After several days of on-again-off-again negotiations, Qwest Communications and its largest union have reached a tentative contract agreement.
The pact struck late Tuesday includes a 7.5 percent wage increase over three years — 3 percent the first year, 2.5 the second and 2 percent the third; changes to health care to reduce overall costs for many employees; and an eight-hour cap on mandatory overtime, said Candice Johnson, spokeswoman for the Communications Workers of America.
The 25,000 workers in 13 states covered by the contract have gone two years without a raise and were increasingly concerned about having to clock more overtime. They sill must ratify the agreement.
“I’m excited. I’m relieved,” said Lori White, a customer service representative in Denver who said she had worried about a strike.
In a statement, Denver-based Qwest said the agreement “meets the future needs of the company and the union.”
“I think it’s a good agreement for both sides,” Johnson said. “I think it reflects that Qwest recognized that the union work force is value-added and a critical party in helping the company.”
The bargaining teams put the final touches on the pact after several days of sporadic talks that intensified after the union’s previous contract expired at midnight Saturday.
The CWA agreed to keep negotiating without a contract in hopes of avoiding a strike.
The hike in basic wages is the first since 2003, although employees received some bonus payments.
Johnson said the health care package was restructured so that employees will not have to pay a monthly premium, but there were changes in some out-of-pocket costs and a new enrollment fee for spouse and family coverage.

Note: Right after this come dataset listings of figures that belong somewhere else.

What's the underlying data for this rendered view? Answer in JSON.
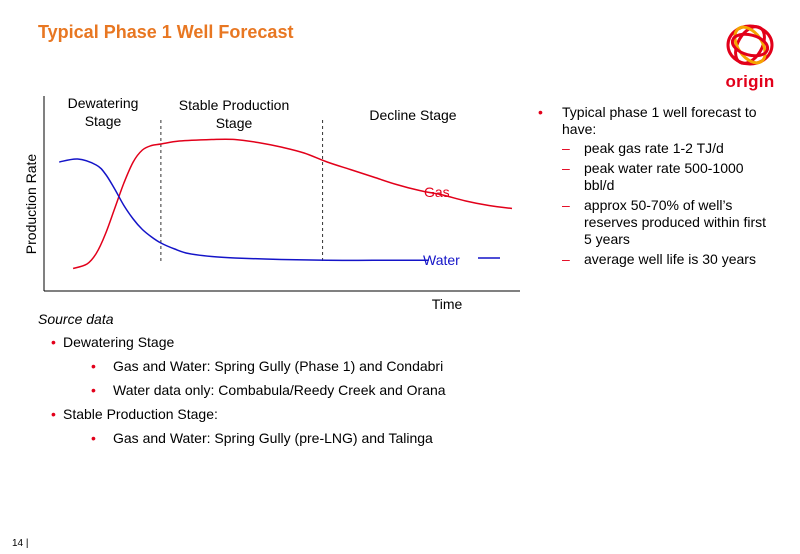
{
  "page": {
    "title": "Typical Phase 1 Well Forecast",
    "page_number": "14 |"
  },
  "logo": {
    "text": "origin",
    "color": "#e2001a",
    "accent": "#f5a400"
  },
  "chart_data": {
    "type": "line",
    "title": "",
    "xlabel": "Time",
    "ylabel": "Production Rate",
    "stages": [
      "Dewatering Stage",
      "Stable Production Stage",
      "Decline Stage"
    ],
    "stage_labels": [
      {
        "line1": "Dewatering",
        "line2": "Stage"
      },
      {
        "line1": "Stable Production",
        "line2": "Stage"
      },
      {
        "line1": "Decline Stage",
        "line2": ""
      }
    ],
    "stage_boundaries": [
      24,
      59
    ],
    "xlim": [
      0,
      100
    ],
    "ylim": [
      0,
      100
    ],
    "grid": false,
    "series": [
      {
        "name": "Gas",
        "color": "#e2001a",
        "x": [
          5,
          8,
          10,
          12,
          14,
          16,
          18,
          20,
          22,
          24,
          28,
          35,
          40,
          45,
          50,
          55,
          60,
          65,
          70,
          75,
          80,
          85,
          90,
          95,
          100
        ],
        "y": [
          5,
          8,
          15,
          28,
          45,
          62,
          76,
          84,
          87,
          88,
          90,
          91,
          91,
          89,
          86,
          82,
          76,
          71,
          66,
          61,
          57,
          54,
          50,
          47,
          45
        ]
      },
      {
        "name": "Water",
        "color": "#1414c8",
        "x": [
          2,
          6,
          10,
          12,
          14,
          16,
          18,
          20,
          22,
          24,
          27,
          30,
          35,
          40,
          50,
          60,
          70,
          80,
          82
        ],
        "y": [
          76,
          78,
          74,
          68,
          58,
          47,
          38,
          31,
          26,
          22,
          18,
          15,
          13,
          12,
          11,
          10.5,
          10.5,
          10.5,
          10.5
        ]
      }
    ],
    "legend": [
      {
        "name": "Gas",
        "placement": "right"
      },
      {
        "name": "Water",
        "placement": "right"
      }
    ]
  },
  "bullets": {
    "main": "Typical phase 1 well forecast to have:",
    "items": [
      "peak gas rate 1-2 TJ/d",
      "peak water rate 500-1000 bbl/d",
      "approx 50-70% of well’s reserves produced within first 5 years",
      "average well life is 30 years"
    ]
  },
  "source": {
    "title": "Source data",
    "groups": [
      {
        "label": "Dewatering Stage",
        "items": [
          "Gas and Water: Spring Gully (Phase 1) and Condabri",
          "Water data only: Combabula/Reedy Creek and Orana"
        ]
      },
      {
        "label": "Stable Production Stage:",
        "items": [
          "Gas and Water: Spring Gully (pre-LNG) and Talinga"
        ]
      }
    ]
  }
}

Retirees who left the company after 1990 will maintain health care with some changes to life insurance coverage, the district’s e-mail said. The sides agreed to a $1,500 out-of-pocket maximum amount set per individual for prescription drugs.
Dale Feller of CWA Local 7777 in Denver said he and his colleagues were reviewing the terms of the pact.

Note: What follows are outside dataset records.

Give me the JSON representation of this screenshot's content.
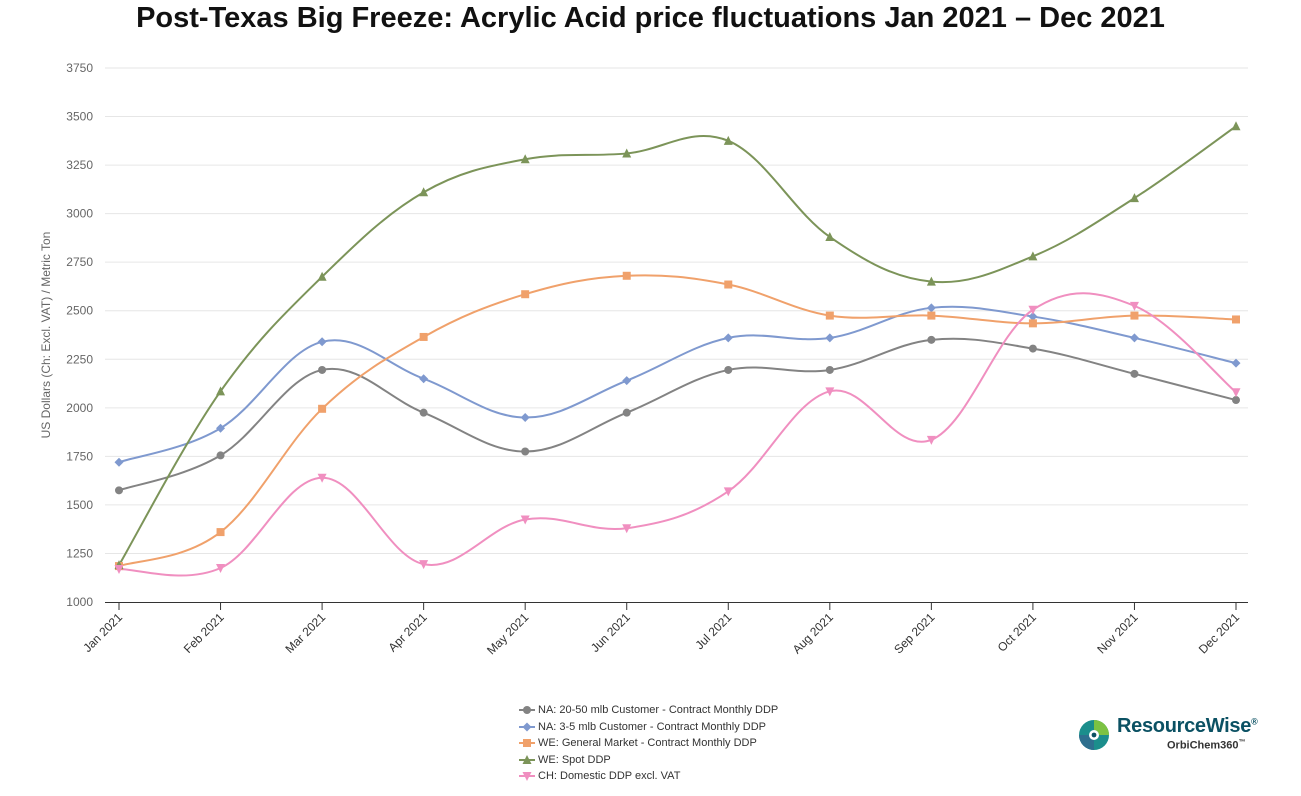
{
  "title": "Post-Texas Big Freeze: Acrylic Acid price fluctuations Jan 2021 – Dec 2021",
  "chart_data": {
    "type": "line",
    "title": "Post-Texas Big Freeze: Acrylic Acid price fluctuations Jan 2021 – Dec 2021",
    "xlabel": "",
    "ylabel": "US Dollars (Ch: Excl. VAT) / Metric Ton",
    "ylim": [
      1000,
      3750
    ],
    "yticks": [
      "1000",
      "1250",
      "1500",
      "1750",
      "2000",
      "2250",
      "2500",
      "2750",
      "3000",
      "3250",
      "3500",
      "3750"
    ],
    "categories": [
      "Jan 2021",
      "Feb 2021",
      "Mar 2021",
      "Apr 2021",
      "May 2021",
      "Jun 2021",
      "Jul 2021",
      "Aug 2021",
      "Sep 2021",
      "Oct 2021",
      "Nov 2021",
      "Dec 2021"
    ],
    "grid": true,
    "legend_position": "bottom",
    "series": [
      {
        "name": "NA: 20-50 mlb Customer - Contract Monthly DDP",
        "color": "#838383",
        "marker": "circle",
        "values": [
          1575,
          1755,
          2195,
          1975,
          1775,
          1975,
          2195,
          2195,
          2350,
          2305,
          2175,
          2040
        ]
      },
      {
        "name": "NA: 3-5 mlb Customer - Contract Monthly DDP",
        "color": "#7f99cf",
        "marker": "diamond",
        "values": [
          1720,
          1895,
          2340,
          2150,
          1950,
          2140,
          2360,
          2360,
          2515,
          2470,
          2360,
          2230
        ]
      },
      {
        "name": "WE: General Market - Contract Monthly DDP",
        "color": "#f0a16b",
        "marker": "square",
        "values": [
          1185,
          1360,
          1995,
          2365,
          2585,
          2680,
          2635,
          2475,
          2475,
          2435,
          2475,
          2455
        ]
      },
      {
        "name": "WE: Spot DDP",
        "color": "#7c9459",
        "marker": "triangle",
        "values": [
          1190,
          2085,
          2675,
          3110,
          3280,
          3310,
          3375,
          2880,
          2650,
          2780,
          3080,
          3450
        ]
      },
      {
        "name": "CH: Domestic DDP excl. VAT",
        "color": "#f08fc0",
        "marker": "triangle-down",
        "values": [
          1170,
          1175,
          1640,
          1195,
          1425,
          1380,
          1570,
          2085,
          1835,
          2505,
          2525,
          2080
        ]
      }
    ]
  },
  "logo": {
    "main_text": "ResourceWise",
    "registered": "®",
    "sub_text": "OrbiChem360",
    "trademark": "™",
    "colors": [
      "#1b8e8c",
      "#2e6f8e",
      "#7cc243",
      "#0b5163"
    ]
  }
}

“The early indications would be it looks like a contract that recognizes the hard work of the people,” he said.
The contract covers Colorado, Washington, Oregon, Idaho, South Dakota, North Dakota, New Mexico, Arizona, Wyoming, Nebraska, Minnesota, Iowa and Utah. Qwest is negotiating separately with the International Brotherhood of Electrical Workers, which represents about 300 workers in Montana.